News of a leadership change at the Securities and Exchange Commission has some experts concerned that entrepreneurs may have to wait even longer for highly anticipated yet already delayed crowdfunding rules.
SEC chairman Mary L. Schapiro announced Monday that she will step down next month, and President Obama plans to elevate Elisse Walter, one of the agency’s Democratic commissioners, to fill the position. Walter can serve through December 2013, by which time the president must nominate a permanent successor, who must then be approved by the Senate.
The process could be slow if there are objections by Republicans — and that could push decisions on new crowdfunding laws even further down the road.
“Schapiro plans to leave her post effective Dec. 14th, which means we can look forward to a lengthy confirmation process for her replacement,” Eric Mack, managing editor of Crowdsourcing.org, wrote following the announcement. “As a result, JOBS Act rulemaking is likely to be put on hold or at least slowed down in the interim.”
The JOBS Act, which Obama signed back in April, gave the SEC until the end of this year to determine how to implement new rules allowing entrepreneurs to raise capital through online crowdfunding platforms. The agency appears to already be behind schedule, as several regulatory questions concerning investor education and fraud protection remain unanswered.
Mack said this latest development may leave entrepreneurs waiting “several months, or perhaps a full year, or perhaps longer” for the SEC crowdfunding rules — and that’s not even the end of the process. The Financial Industry Regulatory Authority (FINRA) must also publish its own standards before equity crowdfunding portals can open to business owners and investors. However, the law set no deadline for FINRA’s rules.

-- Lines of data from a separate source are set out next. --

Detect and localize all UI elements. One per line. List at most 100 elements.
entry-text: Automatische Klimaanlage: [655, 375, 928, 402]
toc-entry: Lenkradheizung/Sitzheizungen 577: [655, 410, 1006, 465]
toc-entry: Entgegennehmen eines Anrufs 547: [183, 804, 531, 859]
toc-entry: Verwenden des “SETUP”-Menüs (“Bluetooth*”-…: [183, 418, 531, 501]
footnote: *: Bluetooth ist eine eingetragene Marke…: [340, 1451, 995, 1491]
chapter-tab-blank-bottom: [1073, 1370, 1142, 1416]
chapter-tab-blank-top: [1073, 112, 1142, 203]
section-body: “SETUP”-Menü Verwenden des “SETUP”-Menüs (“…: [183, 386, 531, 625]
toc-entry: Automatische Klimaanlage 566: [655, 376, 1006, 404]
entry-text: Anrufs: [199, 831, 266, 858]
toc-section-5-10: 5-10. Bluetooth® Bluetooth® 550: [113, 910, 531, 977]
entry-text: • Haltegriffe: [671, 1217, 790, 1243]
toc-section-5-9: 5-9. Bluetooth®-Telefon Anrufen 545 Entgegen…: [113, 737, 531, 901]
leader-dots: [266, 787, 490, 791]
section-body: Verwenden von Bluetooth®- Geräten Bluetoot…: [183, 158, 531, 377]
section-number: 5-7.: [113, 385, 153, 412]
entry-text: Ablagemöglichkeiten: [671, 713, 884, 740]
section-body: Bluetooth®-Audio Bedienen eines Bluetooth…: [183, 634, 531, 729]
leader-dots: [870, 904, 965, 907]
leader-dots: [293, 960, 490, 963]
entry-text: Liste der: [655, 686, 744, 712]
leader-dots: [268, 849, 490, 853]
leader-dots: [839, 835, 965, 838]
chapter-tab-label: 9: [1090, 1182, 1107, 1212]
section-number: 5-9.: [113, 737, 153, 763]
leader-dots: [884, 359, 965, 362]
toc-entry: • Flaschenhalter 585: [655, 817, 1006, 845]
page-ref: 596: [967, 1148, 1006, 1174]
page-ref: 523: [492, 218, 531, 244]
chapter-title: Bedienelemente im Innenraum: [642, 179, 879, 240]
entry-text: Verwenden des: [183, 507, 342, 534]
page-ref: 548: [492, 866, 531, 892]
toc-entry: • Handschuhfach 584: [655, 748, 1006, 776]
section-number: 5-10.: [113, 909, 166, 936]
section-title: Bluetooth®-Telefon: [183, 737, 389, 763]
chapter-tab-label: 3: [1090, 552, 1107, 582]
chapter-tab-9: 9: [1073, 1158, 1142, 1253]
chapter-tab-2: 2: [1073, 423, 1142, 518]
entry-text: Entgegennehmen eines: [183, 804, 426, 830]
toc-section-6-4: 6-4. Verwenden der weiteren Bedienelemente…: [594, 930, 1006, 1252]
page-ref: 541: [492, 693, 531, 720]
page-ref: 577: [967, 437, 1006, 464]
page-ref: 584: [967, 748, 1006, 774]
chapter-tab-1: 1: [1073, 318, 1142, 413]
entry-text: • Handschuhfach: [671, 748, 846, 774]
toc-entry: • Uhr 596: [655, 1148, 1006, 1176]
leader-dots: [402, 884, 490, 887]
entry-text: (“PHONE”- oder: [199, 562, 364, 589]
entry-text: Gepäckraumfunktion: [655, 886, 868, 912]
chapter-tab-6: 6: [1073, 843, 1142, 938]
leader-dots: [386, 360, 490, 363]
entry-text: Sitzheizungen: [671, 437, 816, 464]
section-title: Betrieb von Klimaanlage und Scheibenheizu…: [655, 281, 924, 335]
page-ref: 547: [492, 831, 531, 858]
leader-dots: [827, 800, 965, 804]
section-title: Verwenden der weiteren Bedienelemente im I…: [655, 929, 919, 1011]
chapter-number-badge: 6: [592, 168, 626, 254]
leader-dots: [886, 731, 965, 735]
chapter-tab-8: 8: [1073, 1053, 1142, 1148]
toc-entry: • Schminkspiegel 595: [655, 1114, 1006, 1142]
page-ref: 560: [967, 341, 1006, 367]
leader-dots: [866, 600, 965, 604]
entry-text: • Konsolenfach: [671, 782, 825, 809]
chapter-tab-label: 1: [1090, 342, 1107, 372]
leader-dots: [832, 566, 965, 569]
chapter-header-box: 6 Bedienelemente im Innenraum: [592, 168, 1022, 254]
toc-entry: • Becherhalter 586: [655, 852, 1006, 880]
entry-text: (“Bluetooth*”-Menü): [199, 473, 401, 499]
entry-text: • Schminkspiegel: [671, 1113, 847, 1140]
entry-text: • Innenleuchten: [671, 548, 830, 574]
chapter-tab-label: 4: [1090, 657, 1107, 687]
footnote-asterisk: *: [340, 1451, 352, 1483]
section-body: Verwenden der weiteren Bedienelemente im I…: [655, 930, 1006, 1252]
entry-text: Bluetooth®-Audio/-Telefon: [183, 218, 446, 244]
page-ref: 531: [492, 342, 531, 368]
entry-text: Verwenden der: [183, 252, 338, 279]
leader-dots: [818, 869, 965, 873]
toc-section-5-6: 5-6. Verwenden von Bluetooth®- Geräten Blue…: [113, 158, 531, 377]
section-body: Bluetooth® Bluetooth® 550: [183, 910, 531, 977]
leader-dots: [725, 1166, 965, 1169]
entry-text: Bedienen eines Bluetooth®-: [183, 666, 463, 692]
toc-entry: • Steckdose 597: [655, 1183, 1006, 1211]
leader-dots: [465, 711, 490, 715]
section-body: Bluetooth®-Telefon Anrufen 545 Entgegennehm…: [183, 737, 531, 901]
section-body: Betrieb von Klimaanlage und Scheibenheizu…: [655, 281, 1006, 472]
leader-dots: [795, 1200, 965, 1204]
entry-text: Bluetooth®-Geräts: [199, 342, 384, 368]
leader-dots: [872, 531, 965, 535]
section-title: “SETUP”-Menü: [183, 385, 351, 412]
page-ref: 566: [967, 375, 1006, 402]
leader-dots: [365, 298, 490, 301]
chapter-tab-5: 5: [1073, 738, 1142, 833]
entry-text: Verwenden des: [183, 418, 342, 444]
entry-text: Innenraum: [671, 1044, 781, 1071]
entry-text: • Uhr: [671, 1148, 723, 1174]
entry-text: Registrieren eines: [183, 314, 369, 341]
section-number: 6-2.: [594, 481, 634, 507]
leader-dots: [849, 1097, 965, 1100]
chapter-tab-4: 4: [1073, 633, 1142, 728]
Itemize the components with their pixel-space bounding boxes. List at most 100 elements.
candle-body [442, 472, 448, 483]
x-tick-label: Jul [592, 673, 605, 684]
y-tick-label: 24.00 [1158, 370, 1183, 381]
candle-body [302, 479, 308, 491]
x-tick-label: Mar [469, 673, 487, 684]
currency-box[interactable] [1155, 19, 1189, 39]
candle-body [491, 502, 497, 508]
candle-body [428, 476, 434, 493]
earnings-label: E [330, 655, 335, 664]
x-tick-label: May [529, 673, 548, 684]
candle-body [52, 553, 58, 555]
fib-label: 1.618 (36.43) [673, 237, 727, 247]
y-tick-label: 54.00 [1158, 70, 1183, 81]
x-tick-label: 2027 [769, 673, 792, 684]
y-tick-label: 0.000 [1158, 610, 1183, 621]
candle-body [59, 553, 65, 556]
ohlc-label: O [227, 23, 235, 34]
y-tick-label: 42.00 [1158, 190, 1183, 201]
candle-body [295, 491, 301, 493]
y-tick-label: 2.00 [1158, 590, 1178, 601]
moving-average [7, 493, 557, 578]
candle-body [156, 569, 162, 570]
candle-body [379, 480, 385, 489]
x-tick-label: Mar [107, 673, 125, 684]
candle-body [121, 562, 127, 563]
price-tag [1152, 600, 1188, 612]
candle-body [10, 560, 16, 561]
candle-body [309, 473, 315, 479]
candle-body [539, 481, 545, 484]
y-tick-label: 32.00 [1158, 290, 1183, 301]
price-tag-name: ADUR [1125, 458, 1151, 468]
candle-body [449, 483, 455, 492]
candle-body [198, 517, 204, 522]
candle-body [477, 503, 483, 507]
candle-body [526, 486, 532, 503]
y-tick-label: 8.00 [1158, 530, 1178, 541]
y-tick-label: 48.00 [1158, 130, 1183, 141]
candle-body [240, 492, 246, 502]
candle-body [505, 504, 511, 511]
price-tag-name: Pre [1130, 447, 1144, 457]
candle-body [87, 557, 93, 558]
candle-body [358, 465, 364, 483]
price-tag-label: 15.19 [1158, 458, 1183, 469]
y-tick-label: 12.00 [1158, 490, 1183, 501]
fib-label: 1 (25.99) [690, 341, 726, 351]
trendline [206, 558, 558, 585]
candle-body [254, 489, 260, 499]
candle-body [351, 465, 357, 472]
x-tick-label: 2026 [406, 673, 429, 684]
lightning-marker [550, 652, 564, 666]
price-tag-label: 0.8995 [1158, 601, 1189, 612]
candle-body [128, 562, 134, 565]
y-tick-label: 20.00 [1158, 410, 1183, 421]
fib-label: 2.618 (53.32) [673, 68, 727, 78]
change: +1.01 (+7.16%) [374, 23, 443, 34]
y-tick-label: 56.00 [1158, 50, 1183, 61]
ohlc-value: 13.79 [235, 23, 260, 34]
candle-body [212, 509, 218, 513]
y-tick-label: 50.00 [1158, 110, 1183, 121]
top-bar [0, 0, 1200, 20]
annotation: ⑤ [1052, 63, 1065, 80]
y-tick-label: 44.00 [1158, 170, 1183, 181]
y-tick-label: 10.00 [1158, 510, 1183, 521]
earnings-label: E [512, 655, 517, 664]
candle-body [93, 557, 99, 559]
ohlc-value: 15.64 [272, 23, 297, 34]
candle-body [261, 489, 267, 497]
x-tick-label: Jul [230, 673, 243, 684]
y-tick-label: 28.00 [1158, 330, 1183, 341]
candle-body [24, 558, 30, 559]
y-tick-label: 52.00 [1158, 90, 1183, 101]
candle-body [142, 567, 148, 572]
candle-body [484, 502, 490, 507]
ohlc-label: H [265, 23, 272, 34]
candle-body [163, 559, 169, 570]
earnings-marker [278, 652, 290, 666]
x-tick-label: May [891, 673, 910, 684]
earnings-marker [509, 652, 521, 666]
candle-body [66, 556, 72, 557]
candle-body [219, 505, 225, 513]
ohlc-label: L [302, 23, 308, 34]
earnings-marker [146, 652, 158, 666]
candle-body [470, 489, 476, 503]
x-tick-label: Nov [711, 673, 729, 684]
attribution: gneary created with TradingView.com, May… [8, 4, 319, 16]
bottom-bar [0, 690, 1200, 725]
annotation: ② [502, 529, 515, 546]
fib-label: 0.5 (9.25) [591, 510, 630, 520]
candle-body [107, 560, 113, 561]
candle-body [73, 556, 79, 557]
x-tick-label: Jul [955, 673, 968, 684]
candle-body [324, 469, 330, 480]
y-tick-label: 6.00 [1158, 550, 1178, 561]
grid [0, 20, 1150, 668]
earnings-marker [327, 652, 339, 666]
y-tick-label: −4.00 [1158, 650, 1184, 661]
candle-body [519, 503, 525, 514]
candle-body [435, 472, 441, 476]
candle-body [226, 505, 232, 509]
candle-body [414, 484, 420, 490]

“There’s a lot of work left to be done,” Gregory C. Yadley, partner at Shumaker, Loop & Kendrick in Tampa, Fla. said during a Nov. 15 forum at SEC headquarters in Washington.
The silver lining for crowdfunding hopefuls is that Walter has embraced the mandate set by the JOBS Act and has advocated for a balanced approach when considering investor protections versus the need for improved access to capital. At the Nov. 15 forum, she argued that the two are inherently linked, in that any rules that increase the incidence of fraud would eventually deter investments in young companies; consequently, she said, such rules would fail “not only investors, but small businesses, as well.”
“People often frame this discussion as ‘balancing’ the desire for easier capital formation against the need for investor protection, but I see this as presenting a false choice,” Walter said. “A vital prerequisite to efficient capital formation is a market in which investors have confidence.”